Développement historique
Comme mentionné au début, la lingua franca peut également être traduite par ‚langue franque‘, ce qui est dû à la ‚langue des ‚Francs‘ [en tant que] plus ancienne langue véhiculaire attestée […]‘, qui était parlée au Moyen Age à l’époque des croisades et qui est née du ‚contact entre les chrétiens d’Europe occidentale et les musulmans turcs et arabes‘ (Bußmann 2008, 408 ; cf. Meierkord et Knapp 2002, 9). Ailleurs, le latin est déjà désigné comme la première lingua franca transcontinentale à l’époque de l’Empire romain, qui s’est poursuivie jusqu’au Moyen Âge (cf. Schendl 2016, 124). Il en résulte que, d’un point de vue historique, les lingua franca sont apparues et ont été utilisées là où il existait une volonté de commerce entre différentes tribus ou ethnies (Meikerkord et Knapp 2002, 10).

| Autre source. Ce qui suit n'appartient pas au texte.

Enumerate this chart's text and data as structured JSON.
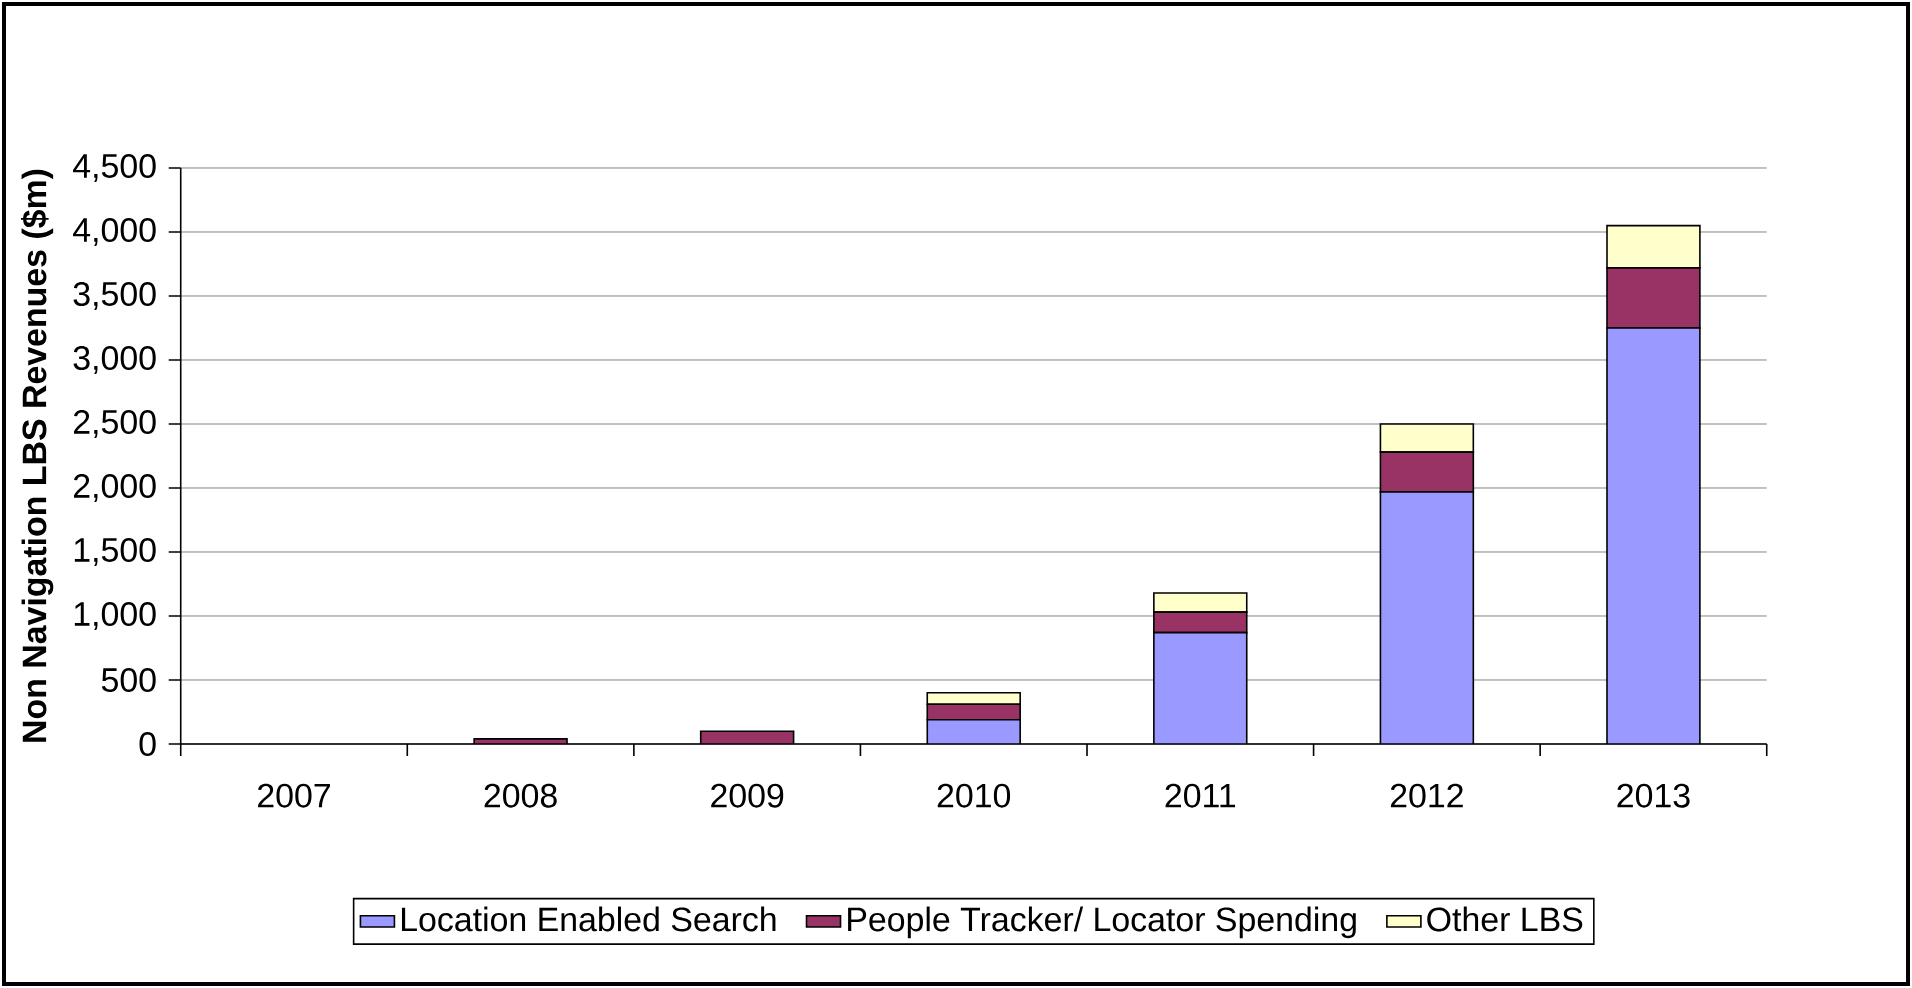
{
  "chart_data": {
    "type": "bar",
    "stacked": true,
    "ylabel": "Non Navigation LBS Revenues ($m)",
    "categories": [
      "2007",
      "2008",
      "2009",
      "2010",
      "2011",
      "2012",
      "2013"
    ],
    "series": [
      {
        "name": "Location Enabled Search",
        "color": "#9999ff",
        "values": [
          0,
          null,
          null,
          190,
          870,
          1970,
          3250
        ]
      },
      {
        "name": "People Tracker/ Locator Spending",
        "color": "#993366",
        "values": [
          0,
          40,
          100,
          120,
          160,
          310,
          470
        ]
      },
      {
        "name": "Other LBS",
        "color": "#ffffcc",
        "values": [
          0,
          null,
          null,
          90,
          150,
          220,
          330
        ]
      }
    ],
    "ylim": [
      0,
      4500
    ],
    "yticks": [
      0,
      {
        "value": 500,
        "label": "500"
      },
      {
        "value": 1000,
        "label": "1,000"
      },
      {
        "value": 1500,
        "label": "1,500"
      },
      {
        "value": 2000,
        "label": "2,000"
      },
      {
        "value": 2500,
        "label": "2,500"
      },
      {
        "value": 3000,
        "label": "3,000"
      },
      {
        "value": 3500,
        "label": "3,500"
      },
      {
        "value": 4000,
        "label": "4,000"
      },
      {
        "value": 4500,
        "label": "4,500"
      }
    ],
    "grid": "y",
    "legend": "bottom"
  }
}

En outre, le colonialisme a largement contribué à la diffusion linguistique et au développement de nombreuses langues pidgins à partir du 15e siècle (cf. ibid.). Ainsi, l’allemand s’est répandu en tant que lingua franca en Europe et en dehors de l’Europe grâce à l’expansion coloniale et régionale des locuteurs natifs de l’allemand (Ammon 2001, 32). Aux 19e et 20e siècles, l’allemand était considéré comme la langue d’échange et de publication la plus courante, notamment dans le domaine scientifique (cf. ibid., 34). Après les guerres mondiales, l’allemand a perdu son prestige au niveau mondial et le besoin d’une langue véhiculaire générale s’est accru en raison du nombre croissant d’organisations internationales ainsi que de l’augmentation du commerce international, du tourisme, de la migration et des médias de masse (cf. Meierkord et Knapp 2002, 12). Cela a conduit à la croissance globale de l’anglais en tant que lingua franca internationale la plus parlée (cf. Jenkins 2018, 595).
Littérature
Ammon, U. (2001) : L’allemand en tant que lingua franca en Europe. In : Sociolinguistica 15, 32-41.

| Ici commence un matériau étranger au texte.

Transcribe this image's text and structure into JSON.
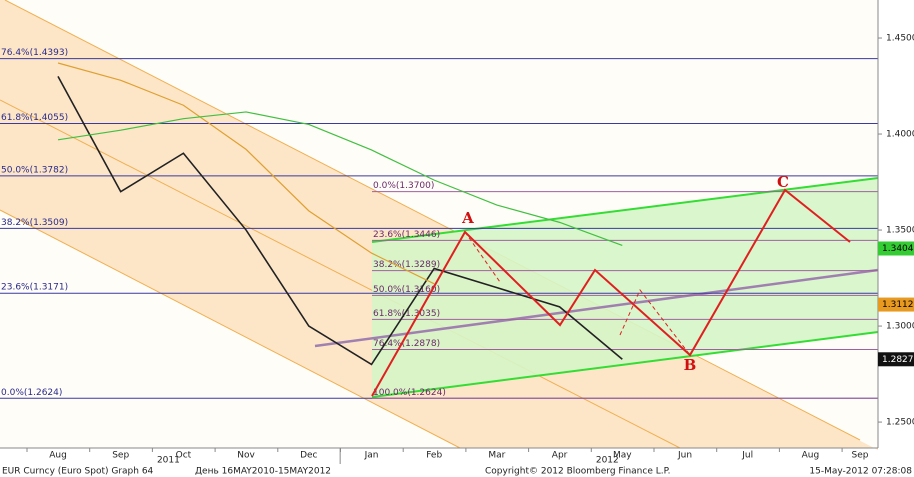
{
  "chart_data": {
    "type": "line",
    "categories": [
      "Aug",
      "Sep",
      "Oct",
      "Nov",
      "Dec",
      "Jan",
      "Feb",
      "Mar",
      "Apr",
      "May",
      "Jun",
      "Jul",
      "Aug",
      "Sep"
    ],
    "year_labels": [
      "2011",
      "2012"
    ],
    "series": [
      {
        "name": "EUR Curncy (Euro Spot)",
        "color": "#222222",
        "values": [
          1.43,
          1.37,
          1.39,
          1.35,
          1.3,
          1.28,
          1.33,
          1.32,
          1.31,
          1.2827,
          null,
          null,
          null,
          null
        ]
      },
      {
        "name": "MA orange",
        "color": "#e0a030",
        "values": [
          1.437,
          1.428,
          1.415,
          1.392,
          1.36,
          1.338,
          1.322,
          null,
          null,
          null,
          null,
          null,
          null,
          null
        ]
      },
      {
        "name": "MA green",
        "color": "#40c040",
        "values": [
          1.397,
          1.402,
          1.408,
          1.4115,
          1.405,
          1.3917,
          1.376,
          1.363,
          1.354,
          1.342,
          null,
          null,
          null,
          null
        ]
      }
    ],
    "ylim": [
      1.2365,
      1.4698
    ],
    "yticks": [
      {
        "value": 1.25,
        "label": "1.2500"
      },
      {
        "value": 1.3,
        "label": "1.3000"
      },
      {
        "value": 1.35,
        "label": "1.3500"
      },
      {
        "value": 1.4,
        "label": "1.4000"
      },
      {
        "value": 1.45,
        "label": "1.4500"
      }
    ],
    "fib_left": [
      {
        "label": "76.4%(1.4393)",
        "value": 1.4393
      },
      {
        "label": "61.8%(1.4055)",
        "value": 1.4055
      },
      {
        "label": "50.0%(1.3782)",
        "value": 1.3782
      },
      {
        "label": "38.2%(1.3509)",
        "value": 1.3509
      },
      {
        "label": "23.6%(1.3171)",
        "value": 1.3171
      },
      {
        "label": "0.0%(1.2624)",
        "value": 1.2624
      }
    ],
    "fib_right": [
      {
        "label": "0.0%(1.3700)",
        "value": 1.37
      },
      {
        "label": "23.6%(1.3446)",
        "value": 1.3446
      },
      {
        "label": "38.2%(1.3289)",
        "value": 1.3289
      },
      {
        "label": "50.0%(1.3160)",
        "value": 1.316
      },
      {
        "label": "61.8%(1.3035)",
        "value": 1.3035
      },
      {
        "label": "76.4%(1.2878)",
        "value": 1.2878
      },
      {
        "label": "100.0%(1.2624)",
        "value": 1.2624
      }
    ],
    "price_tags": {
      "values": [
        1.3404,
        1.3112,
        1.2827
      ],
      "colors": [
        "#33cc33",
        "#e89a20",
        "#111111"
      ]
    },
    "annotations": [
      "A",
      "B",
      "C"
    ],
    "footer": [
      "EUR Curncy (Euro Spot) Graph 64",
      "День 16MAY2010-15MAY2012",
      "Copyright© 2012 Bloomberg Finance L.P.",
      "15-May-2012 07:28:08"
    ]
  }
}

Bußmann, H. (éd.) (2008) : Lexique de la linguistique. 4e éd. Stuttgart : Alfred Kröner.
Jenkins, J. (2018). L’avenir de l’anglais en tant que lingua franca. Dans : J. Jenkins, W. Baker et M. Dewey (éd.) : The Routledge Handbook of English as a Lingua Franca. Oxon, New York, Routledge, 594-605.

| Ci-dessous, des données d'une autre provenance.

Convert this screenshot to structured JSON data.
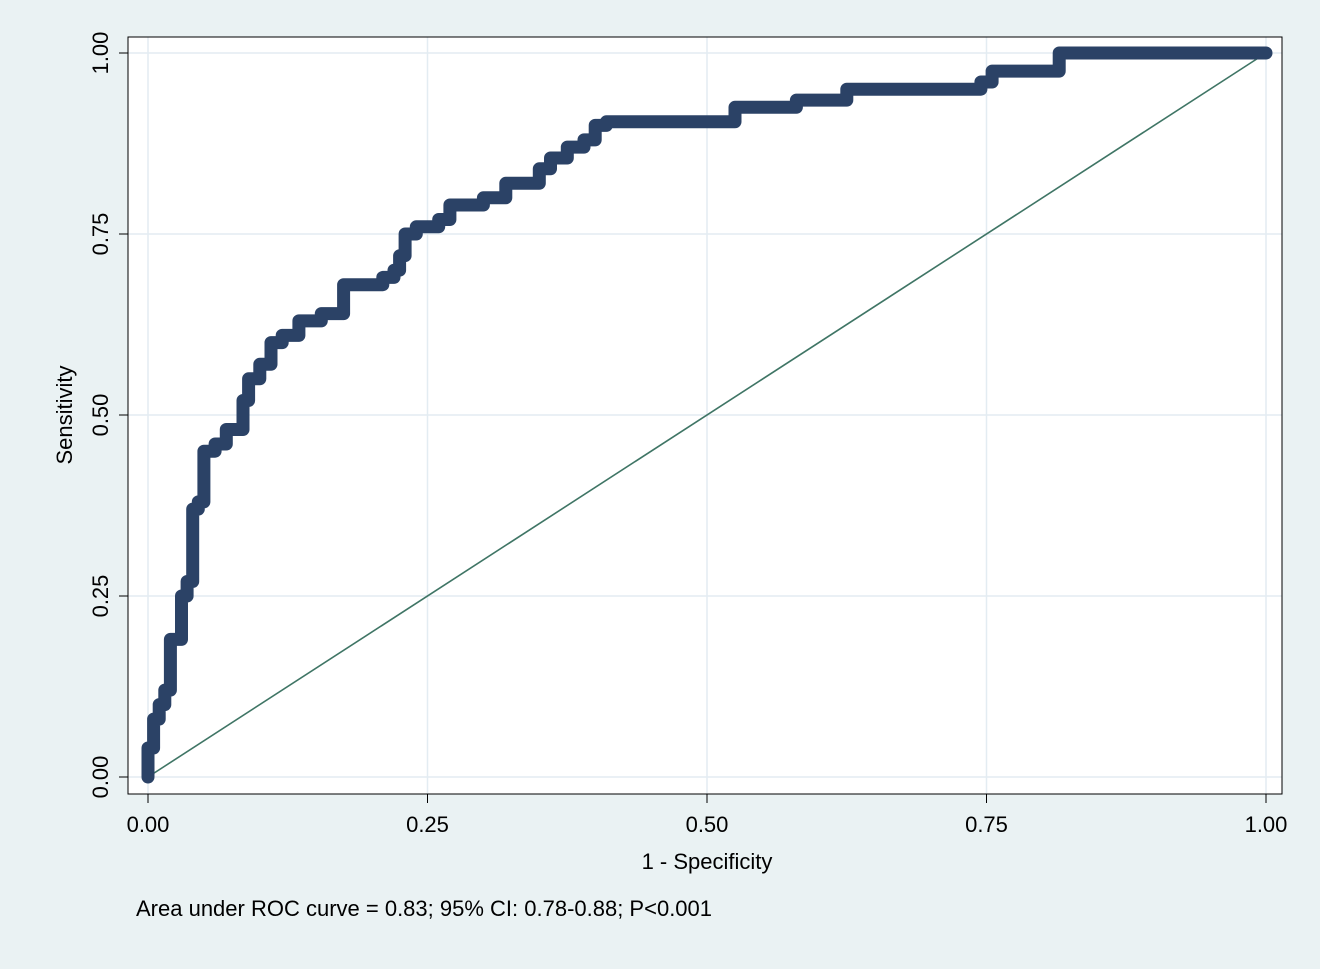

Mauranen, A. (2018) : Conceptualiser l’ELF. In : J. Jenkins, W. Baker et M. Dewey (éd.) : The Routledge Handbook of English as a Lingua Franca. Oxon, New York, Routledge, 7-24.
Meierkord, C. et K. Knapp (2002) : Approcher la communication lingua franca. Dans : ders. (éd.) : Lingua Franca Communicaiton. Francfort-sur-le-Main : Lang, 9-28.
Meierkord, C. (2002) : ‚Language stripped bare‘ ou ‚linguistic masala‘ ? Culture in lingua franca conversation. In : ders. u. K. Knapp (Hrsg.) : Lingua Franca Communication. Francfort-sur-le-Main : Lang, 109-134.
Schendl, H. (2016) : Linguistique historique et ELF. In : M. Pitzl et R. Osimk-Teasdale (éd.) : English as a lingua franca : Prospectives and prospects. Boston, Berlin : De Gruyter, 123, 128.